January 1945 was still a brutal time in Europe. The Battle of the Bulge had only recently ended, and fighting across the Ardennes region remained savage even though the war’s conclusion was finally coming into view. Young men like Hindle were still dying in the closing months of the conflict.
At the bottom of the stone, his family left a simple inscription:
“He died for freedom and the country he loved.”
Standing there, it was impossible not to think about how many futures disappeared in these fields and forests. One young man from Lancashire, buried far from home, now cared for with extraordinary devotion by people generations removed from the war itself.
Places like this do not glorify war. They humanize it. What a price was paid for freedom. We owe these war dead our gratitude.
Toward the end of the day with Evelyn, we stopped at Chocolatier Defroidmont (www.chocolatier-defroidmont.be/), a warm timbered shop tucked into the countryside, where the scent of cocoa, honey, roasted nuts, and fruit preserves hangs in the air the moment you walk inside. Wooden beams, rough stone, baskets, jars of local honey, and shelves lined with handmade chocolates made the place feel less like a store and more like an old farm kitchen that slowly evolved into a chocolatier.






Outside, the large cocoa pod painted across the building announces the place proudly, but inside everything becomes quieter and more intimate. There were coffee cups on wooden tables, trays of chocolate disks waiting to become pralines, rows of preserves and regional products, and visitors lingering far longer than they intended. We ordered coffee which came with pralines. Some local patrons arrived by horse.
Belgium’s chocolate tradition is often associated with the grand names in Brussels or Bruges, but places like this remind you that much of the country’s culinary identity still lives in small villages and family workshops. Here in the Ardennes, chocolate feels tied to the landscape itself: forests, farms, rivers, and long winters that seem made for coffee and something rich beside it.
By evening it was finally time to slow down. After a day spent moving through battlefields, cemeteries, memorials, and villages still marked by the history of the Ardennes, we returned to the Baines hotel and enjoyed the spa, and then headed out to dinner.
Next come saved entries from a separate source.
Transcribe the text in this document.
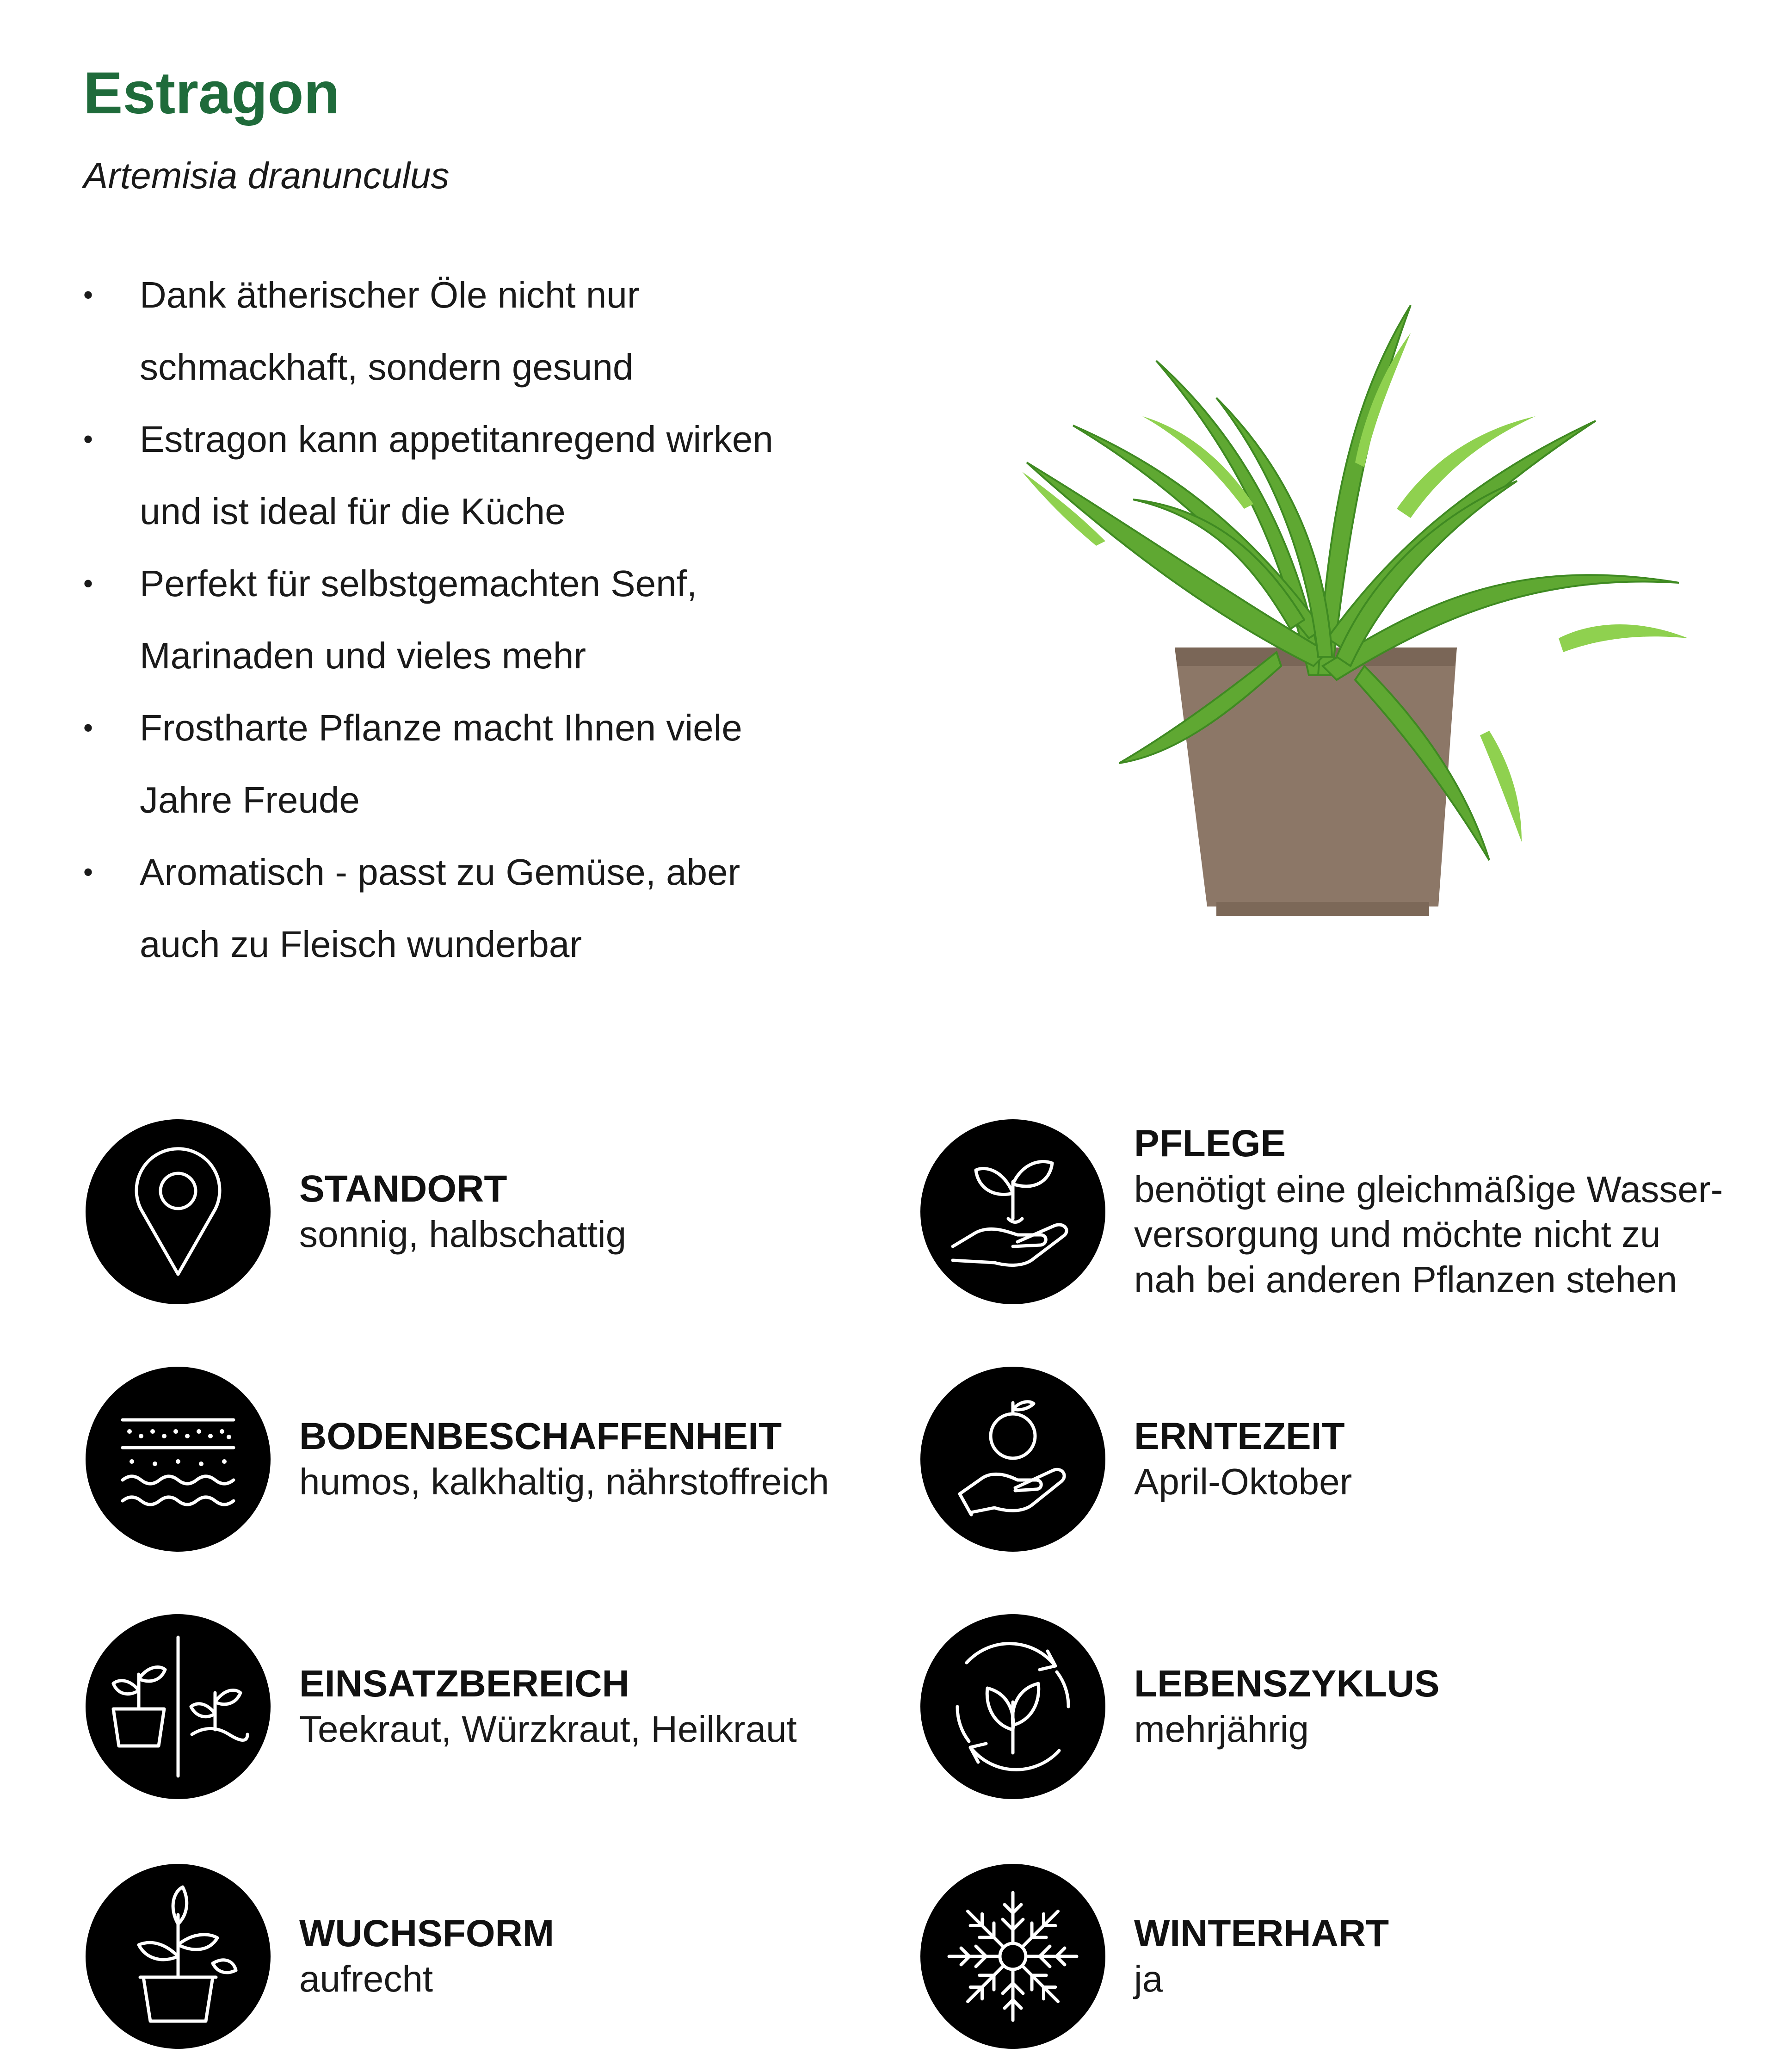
Estragon
Artemisia dranunculus
• Dank ätherischer Öle nicht nur
schmackhaft, sondern gesund
• Estragon kann appetitanregend wirken
und ist ideal für die Küche
• Perfekt für selbstgemachten Senf,
Marinaden und vieles mehr
• Frostharte Pflanze macht Ihnen viele
Jahre Freude
• Aromatisch - passt zu Gemüse, aber
auch zu Fleisch wunderbar
STANDORT
sonnig, halbschattig
PFLEGE
benötigt eine gleichmäßige Wasser-
versorgung und möchte nicht zu
nah bei anderen Pflanzen stehen
BODENBESCHAFFENHEIT
humos, kalkhaltig, nährstoffreich
ERNTEZEIT
April-Oktober
EINSATZBEREICH
Teekraut, Würzkraut, Heilkraut
LEBENSZYKLUS
mehrjährig
WUCHSFORM
aufrecht
WINTERHART
ja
Dinner in Spa felt perfectly in character with the town itself — relaxed, unhurried, and quietly elegant. At La Table de Spa (www.latabledespa.be/), even the sign at the entrance seemed to capture the spirit of the place:
“It is certainly necessary not to waste time, but it is even more necessary to know how to take it.”


After a long day moving through the Ardennes — cemeteries, memorials, wartime museums, river towns, chocolate shops, and winding forest roads — that idea landed differently. Belgium, especially this part of it, seems to understand something about pacing life that Americans often forget.
Dinner itself was beautifully done without being pretentious. A lacquered salmon dish arrived over arugula with roasted tomatoes and a light sauce, simple ingredients treated carefully and presented with restraint rather than excess. The mineral water, appropriately enough in Spa, came from the local springs whose name traveled the world.
Outside, the town had settled into evening. Inside, conversation slowed, glasses clinked softly, and nobody seemed eager to rush the night along. After the weight of the day’s history, there was something restorative about ending it not at another monument or museum, but at a table — warm light, good food, and the quiet comfort of simply being present in the moment.